Karl Giant Ever seen a grown man put his entire body through a wire coat hanger? Or a woman do a three minute handstand with a bulls-eye on her behind? A juggling bearded lady tossing pins and Borscht-belt one-liners to a 6'2" drag queen? These are just some of the weird wonders awaiting you at Cracked Ice, or Jewels of the Forbidden Skates, a gender-bending musical romp through post-Madoff alternative America.
But for all its eccentricity, the production's campy celebration of all things queer feels undeniably familiar. Here we are again at P.S. 122, guffawing over the same old double entendres and drag queen mincing as if it were still the Reagan era. And maybe that's not such a bad thing—there's something sort of comforting in knowing you can still crowd into an insufficiently air-conditioned downtown theater and watch the counterculture assert itself, even if it's not exactly pushing any envelopes. In that sense, the fitfully amusing Cracked Ice at least succeeds as a chance for like-minded outsiders to reconnect with their community.

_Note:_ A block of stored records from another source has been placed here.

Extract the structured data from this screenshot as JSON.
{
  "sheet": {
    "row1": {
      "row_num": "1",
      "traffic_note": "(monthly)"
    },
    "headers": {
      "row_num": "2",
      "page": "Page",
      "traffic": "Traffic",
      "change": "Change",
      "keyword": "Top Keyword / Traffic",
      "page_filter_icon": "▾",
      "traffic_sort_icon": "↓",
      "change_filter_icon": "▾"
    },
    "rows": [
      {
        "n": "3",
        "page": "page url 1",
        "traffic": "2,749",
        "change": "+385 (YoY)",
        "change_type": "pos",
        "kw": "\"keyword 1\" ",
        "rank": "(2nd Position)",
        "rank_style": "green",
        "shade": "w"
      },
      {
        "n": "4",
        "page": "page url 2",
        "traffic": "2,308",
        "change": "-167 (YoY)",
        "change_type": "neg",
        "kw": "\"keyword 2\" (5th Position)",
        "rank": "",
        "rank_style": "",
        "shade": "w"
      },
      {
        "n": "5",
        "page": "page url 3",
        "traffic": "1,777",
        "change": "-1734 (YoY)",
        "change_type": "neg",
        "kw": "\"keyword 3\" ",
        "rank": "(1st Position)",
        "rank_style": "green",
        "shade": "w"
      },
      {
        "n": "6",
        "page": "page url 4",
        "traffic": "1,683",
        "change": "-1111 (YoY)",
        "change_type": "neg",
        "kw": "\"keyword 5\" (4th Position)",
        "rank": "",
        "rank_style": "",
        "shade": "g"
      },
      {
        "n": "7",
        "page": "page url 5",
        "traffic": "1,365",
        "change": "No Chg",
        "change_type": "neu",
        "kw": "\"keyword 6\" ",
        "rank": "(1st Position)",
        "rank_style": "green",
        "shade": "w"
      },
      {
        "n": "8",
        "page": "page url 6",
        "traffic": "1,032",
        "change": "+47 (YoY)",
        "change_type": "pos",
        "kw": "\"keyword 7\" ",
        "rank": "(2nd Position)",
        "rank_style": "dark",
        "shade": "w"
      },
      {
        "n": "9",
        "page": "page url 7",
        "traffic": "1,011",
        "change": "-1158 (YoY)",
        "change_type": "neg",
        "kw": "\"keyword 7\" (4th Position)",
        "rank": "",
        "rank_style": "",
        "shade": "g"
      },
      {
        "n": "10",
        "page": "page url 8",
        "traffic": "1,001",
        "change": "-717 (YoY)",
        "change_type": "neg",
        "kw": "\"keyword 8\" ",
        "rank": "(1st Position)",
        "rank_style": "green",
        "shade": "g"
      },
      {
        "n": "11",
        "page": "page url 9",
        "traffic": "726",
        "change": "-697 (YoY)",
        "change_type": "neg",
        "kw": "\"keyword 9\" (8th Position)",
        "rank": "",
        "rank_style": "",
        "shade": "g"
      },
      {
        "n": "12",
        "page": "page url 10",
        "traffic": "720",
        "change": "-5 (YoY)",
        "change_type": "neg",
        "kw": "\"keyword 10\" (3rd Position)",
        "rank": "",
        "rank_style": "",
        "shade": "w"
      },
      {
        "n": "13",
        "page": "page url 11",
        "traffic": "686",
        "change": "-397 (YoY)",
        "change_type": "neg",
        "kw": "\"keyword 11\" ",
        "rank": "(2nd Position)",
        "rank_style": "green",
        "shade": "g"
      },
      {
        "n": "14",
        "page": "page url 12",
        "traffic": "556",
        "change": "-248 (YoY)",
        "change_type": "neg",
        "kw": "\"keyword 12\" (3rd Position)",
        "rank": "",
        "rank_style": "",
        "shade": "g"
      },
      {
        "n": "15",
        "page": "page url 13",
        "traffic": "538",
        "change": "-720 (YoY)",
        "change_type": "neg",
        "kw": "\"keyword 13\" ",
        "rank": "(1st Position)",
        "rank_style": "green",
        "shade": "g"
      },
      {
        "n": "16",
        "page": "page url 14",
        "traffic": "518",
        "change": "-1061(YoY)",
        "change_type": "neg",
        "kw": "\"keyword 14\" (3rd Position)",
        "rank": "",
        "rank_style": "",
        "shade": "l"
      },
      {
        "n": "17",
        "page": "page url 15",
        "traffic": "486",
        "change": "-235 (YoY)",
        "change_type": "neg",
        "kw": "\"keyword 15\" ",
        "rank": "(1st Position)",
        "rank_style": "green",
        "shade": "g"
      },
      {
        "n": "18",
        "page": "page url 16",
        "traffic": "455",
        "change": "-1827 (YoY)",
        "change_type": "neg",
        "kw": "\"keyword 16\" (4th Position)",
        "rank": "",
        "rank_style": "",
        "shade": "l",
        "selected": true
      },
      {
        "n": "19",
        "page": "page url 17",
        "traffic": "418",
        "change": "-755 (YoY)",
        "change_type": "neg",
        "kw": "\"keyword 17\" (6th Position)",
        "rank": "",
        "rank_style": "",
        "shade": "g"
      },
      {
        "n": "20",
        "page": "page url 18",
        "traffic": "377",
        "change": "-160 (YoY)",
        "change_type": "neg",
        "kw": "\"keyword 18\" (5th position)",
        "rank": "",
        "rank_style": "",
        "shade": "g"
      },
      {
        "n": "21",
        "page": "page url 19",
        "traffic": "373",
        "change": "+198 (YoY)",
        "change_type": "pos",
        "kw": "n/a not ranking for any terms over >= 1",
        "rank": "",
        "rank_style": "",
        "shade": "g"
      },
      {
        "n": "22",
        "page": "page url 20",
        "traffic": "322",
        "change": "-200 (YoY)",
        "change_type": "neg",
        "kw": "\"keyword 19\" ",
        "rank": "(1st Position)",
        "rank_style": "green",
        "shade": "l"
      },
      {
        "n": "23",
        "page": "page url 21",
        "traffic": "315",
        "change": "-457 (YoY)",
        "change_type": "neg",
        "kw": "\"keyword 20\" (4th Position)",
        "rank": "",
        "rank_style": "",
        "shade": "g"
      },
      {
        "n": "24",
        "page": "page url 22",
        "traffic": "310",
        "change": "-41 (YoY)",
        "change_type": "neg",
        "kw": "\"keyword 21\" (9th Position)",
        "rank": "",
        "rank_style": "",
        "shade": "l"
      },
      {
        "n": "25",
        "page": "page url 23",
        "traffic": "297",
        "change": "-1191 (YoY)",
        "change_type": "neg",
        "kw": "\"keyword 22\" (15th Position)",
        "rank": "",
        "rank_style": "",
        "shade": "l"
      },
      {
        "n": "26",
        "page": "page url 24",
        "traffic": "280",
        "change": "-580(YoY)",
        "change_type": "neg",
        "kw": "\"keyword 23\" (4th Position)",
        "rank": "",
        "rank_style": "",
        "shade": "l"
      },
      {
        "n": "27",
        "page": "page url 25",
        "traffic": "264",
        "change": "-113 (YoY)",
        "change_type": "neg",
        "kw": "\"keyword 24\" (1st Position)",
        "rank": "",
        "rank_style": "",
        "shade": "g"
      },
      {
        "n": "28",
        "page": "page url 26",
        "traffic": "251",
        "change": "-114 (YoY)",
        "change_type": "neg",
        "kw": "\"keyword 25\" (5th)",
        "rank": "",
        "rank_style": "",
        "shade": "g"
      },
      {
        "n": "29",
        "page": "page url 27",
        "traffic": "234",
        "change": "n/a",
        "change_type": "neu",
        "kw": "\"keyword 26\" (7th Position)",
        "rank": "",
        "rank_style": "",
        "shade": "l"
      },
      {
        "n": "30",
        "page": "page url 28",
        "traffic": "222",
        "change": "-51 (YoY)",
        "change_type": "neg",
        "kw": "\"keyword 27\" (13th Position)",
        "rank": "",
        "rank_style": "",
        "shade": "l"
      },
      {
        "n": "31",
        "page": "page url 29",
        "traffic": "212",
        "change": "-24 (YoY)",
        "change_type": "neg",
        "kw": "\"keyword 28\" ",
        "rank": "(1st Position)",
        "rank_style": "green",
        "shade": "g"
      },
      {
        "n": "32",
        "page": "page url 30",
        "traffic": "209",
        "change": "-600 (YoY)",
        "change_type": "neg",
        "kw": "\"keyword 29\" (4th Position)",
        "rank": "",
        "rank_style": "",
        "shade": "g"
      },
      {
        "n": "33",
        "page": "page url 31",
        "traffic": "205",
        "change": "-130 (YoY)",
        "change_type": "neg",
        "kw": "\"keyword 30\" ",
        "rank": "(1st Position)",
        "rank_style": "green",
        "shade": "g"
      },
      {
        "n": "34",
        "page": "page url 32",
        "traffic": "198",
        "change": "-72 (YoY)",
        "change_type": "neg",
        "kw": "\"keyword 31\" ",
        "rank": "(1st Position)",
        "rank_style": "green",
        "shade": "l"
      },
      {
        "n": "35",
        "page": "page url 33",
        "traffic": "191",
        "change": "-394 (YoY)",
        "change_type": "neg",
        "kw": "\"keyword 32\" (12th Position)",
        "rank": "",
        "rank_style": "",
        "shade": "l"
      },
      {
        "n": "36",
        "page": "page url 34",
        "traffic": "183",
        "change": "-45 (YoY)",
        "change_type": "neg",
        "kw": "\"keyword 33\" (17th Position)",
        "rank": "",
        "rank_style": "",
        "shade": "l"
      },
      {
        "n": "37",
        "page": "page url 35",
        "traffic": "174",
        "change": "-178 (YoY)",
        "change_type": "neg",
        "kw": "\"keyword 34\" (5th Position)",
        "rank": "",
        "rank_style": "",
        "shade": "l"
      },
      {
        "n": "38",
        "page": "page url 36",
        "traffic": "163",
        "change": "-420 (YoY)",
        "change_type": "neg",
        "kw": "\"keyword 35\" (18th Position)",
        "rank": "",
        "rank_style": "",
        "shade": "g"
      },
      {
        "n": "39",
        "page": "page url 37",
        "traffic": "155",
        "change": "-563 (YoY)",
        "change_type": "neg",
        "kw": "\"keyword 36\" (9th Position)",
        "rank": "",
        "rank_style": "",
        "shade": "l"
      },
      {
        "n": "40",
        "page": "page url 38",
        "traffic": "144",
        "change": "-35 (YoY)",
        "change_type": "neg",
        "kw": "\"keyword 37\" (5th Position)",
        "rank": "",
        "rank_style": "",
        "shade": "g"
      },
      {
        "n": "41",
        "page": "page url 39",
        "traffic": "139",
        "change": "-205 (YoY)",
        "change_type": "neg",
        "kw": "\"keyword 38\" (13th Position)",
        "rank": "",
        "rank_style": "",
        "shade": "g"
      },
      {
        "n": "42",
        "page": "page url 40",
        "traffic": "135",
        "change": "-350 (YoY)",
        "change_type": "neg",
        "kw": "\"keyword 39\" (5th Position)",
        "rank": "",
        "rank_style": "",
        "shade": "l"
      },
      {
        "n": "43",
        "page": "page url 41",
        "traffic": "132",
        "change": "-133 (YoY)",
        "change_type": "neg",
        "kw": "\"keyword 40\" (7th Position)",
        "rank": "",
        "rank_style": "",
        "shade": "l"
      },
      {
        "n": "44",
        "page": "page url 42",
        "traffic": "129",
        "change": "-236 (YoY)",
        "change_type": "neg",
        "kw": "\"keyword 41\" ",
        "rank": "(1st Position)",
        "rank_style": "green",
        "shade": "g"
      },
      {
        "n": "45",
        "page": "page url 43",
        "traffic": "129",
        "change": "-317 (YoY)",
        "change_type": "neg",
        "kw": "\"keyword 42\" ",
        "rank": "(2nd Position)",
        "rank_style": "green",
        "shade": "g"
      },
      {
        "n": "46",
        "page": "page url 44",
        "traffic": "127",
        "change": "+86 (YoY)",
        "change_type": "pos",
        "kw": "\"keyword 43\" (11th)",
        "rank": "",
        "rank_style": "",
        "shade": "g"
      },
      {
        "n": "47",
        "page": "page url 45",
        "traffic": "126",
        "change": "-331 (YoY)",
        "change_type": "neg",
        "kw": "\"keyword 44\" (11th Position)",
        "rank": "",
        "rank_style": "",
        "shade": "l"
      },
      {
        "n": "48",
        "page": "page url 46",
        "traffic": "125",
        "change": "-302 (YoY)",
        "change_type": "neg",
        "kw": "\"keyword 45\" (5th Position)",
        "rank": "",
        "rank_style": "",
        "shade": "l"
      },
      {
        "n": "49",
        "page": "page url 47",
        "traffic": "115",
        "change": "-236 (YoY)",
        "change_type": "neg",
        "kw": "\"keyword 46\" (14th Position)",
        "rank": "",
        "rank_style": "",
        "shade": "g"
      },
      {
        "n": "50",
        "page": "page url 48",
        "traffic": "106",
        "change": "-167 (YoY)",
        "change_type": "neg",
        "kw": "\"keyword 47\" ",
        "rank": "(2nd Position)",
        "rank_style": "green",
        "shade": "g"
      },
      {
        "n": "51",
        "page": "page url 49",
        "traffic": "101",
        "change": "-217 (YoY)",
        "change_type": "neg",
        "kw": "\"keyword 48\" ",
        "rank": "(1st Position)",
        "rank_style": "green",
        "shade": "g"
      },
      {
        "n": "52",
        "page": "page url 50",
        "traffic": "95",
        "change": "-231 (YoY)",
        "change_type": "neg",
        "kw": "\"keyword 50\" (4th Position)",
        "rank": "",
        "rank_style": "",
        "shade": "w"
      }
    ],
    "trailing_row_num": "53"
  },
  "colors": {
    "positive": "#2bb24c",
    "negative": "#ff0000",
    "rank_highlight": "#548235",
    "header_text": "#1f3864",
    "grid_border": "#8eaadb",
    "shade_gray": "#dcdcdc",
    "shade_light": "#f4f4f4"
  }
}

The production is written, directed, and co-stars Jennifer Miller, the director of political performance troupe Circus Amok, with additional text by playwright Deb Margolin, as well as musical stylings by Kenny Mellman (Kiki and Herb). Intertwined with the aforementioned bizarre performance art numbers is an absurdist parody of Bernie Madoff, whose victims include a bearded lady vaudeville star named Sybil Liberty. The story of her revenge is rather broad and amateurish, and the earnest monologues for a transsexual Madoff character, written by Margolin, seem strangely out of place alongside the rest of the show's high camp. But there are some great Busby Berkeley dance numbers, and enough winning one liners ("She puts the con in conceptual art!") to forgive the script's deficiencies. When it stops striving for torn-from-the-headlines relevance, Cracked Ice is a reasonably gay old time.